On the other hand, in Comparative Examples 1 to 3 in which the polyamines were not added, the crosslinking reaction did not occur and the hydrogel was not formed. Therefore, the restricted water relaxation time τ ₂ and free water relaxation defined in the present invention. The time τ ₃ was out of the specified range, resulting in low binding properties. Further, in Comparative Example 4 in which a large amount of polyamines were added, the free water relaxation time τ ₃ was far below the specified range, and thus the resistance value was increased in addition to the decrease in binding properties. Regarding the binding property, it is considered that as a result of the reduction in crushing efficiency accompanying the high cross-linking, the diameter of the hydrogel dispersed in the liquid is large, and the binder dispersibility in the electrode is reduced. The increase in direct current resistance is presumed to be caused by the partial peeling of the electrode layer accompanying the decrease in the binding force in addition to the addition of many crosslinking agents.

Claims (5)

Including a hydrogel composed of a water-soluble polymer,
When the solid concentration is 5.5% by weight, the water relaxation time τ _{2 in the} water relaxation time by pulse NMR is 20 milliseconds or more, and the free water relaxation time τ ₃ is 300 milliseconds or more.
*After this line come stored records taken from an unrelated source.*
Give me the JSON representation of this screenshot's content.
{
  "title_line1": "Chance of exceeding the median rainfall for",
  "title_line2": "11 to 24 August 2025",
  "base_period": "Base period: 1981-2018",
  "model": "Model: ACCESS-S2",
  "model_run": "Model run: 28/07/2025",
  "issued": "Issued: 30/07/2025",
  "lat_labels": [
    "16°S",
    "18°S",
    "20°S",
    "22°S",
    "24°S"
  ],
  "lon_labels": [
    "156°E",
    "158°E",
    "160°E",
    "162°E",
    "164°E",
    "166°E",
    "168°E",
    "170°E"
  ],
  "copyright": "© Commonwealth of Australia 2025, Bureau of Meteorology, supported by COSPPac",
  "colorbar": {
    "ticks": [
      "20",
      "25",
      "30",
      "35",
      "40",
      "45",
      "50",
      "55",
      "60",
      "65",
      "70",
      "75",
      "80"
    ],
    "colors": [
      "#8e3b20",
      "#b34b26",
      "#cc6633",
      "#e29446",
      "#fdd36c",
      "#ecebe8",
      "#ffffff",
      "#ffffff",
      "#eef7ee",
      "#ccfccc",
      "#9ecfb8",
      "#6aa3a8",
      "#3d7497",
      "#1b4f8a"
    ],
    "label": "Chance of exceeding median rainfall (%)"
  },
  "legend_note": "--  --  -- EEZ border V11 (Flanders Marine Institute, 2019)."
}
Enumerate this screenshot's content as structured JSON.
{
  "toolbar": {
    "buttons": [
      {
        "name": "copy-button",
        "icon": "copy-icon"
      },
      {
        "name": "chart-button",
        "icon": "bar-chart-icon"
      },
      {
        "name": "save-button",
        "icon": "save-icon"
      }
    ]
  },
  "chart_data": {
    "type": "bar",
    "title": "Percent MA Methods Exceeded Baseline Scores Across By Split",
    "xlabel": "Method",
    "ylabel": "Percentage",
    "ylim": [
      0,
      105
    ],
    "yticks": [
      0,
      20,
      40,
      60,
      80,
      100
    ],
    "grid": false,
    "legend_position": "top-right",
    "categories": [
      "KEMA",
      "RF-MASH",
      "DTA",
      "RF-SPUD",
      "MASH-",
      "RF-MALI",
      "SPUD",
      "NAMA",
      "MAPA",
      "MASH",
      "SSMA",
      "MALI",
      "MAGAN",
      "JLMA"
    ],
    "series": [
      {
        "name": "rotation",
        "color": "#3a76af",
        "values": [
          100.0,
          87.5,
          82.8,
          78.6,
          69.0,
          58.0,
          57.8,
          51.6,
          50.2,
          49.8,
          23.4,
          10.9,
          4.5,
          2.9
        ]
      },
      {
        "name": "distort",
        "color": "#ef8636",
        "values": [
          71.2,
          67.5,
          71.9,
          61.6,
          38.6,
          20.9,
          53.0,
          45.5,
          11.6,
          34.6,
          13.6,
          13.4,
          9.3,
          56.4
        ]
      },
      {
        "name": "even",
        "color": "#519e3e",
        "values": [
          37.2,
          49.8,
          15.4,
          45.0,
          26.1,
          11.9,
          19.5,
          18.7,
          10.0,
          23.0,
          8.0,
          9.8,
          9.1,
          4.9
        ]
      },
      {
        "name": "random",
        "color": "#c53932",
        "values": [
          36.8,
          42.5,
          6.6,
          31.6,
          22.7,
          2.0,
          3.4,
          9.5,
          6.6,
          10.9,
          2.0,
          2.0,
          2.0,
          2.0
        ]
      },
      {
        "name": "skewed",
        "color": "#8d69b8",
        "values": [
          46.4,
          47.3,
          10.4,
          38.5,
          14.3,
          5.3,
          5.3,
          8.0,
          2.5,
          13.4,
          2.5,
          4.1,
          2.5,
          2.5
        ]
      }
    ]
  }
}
A binder composition for a non-aqueous electrolyte battery electrode, characterized in that   The binder composition for a nonaqueous electrolyte battery electrode according to claim 1, wherein the hydrogel contains a neutralized salt of an α-olefin-maleic acid copolymer obtained by copolymerizing an α-olefin and a maleic acid, and a polyamine.   A slurry composition for a nonaqueous electrolyte battery electrode, comprising the binder composition according to claim 1 or 2, an active material, and water.   A nonaqueous electrolyte battery electrode formed by binding a mixed layer containing the binder composition according to claim 1 or 2 and an active material to a current collector.   A nonaqueous electrolyte battery comprising the nonaqueous electrolyte battery electrode according to claim 4.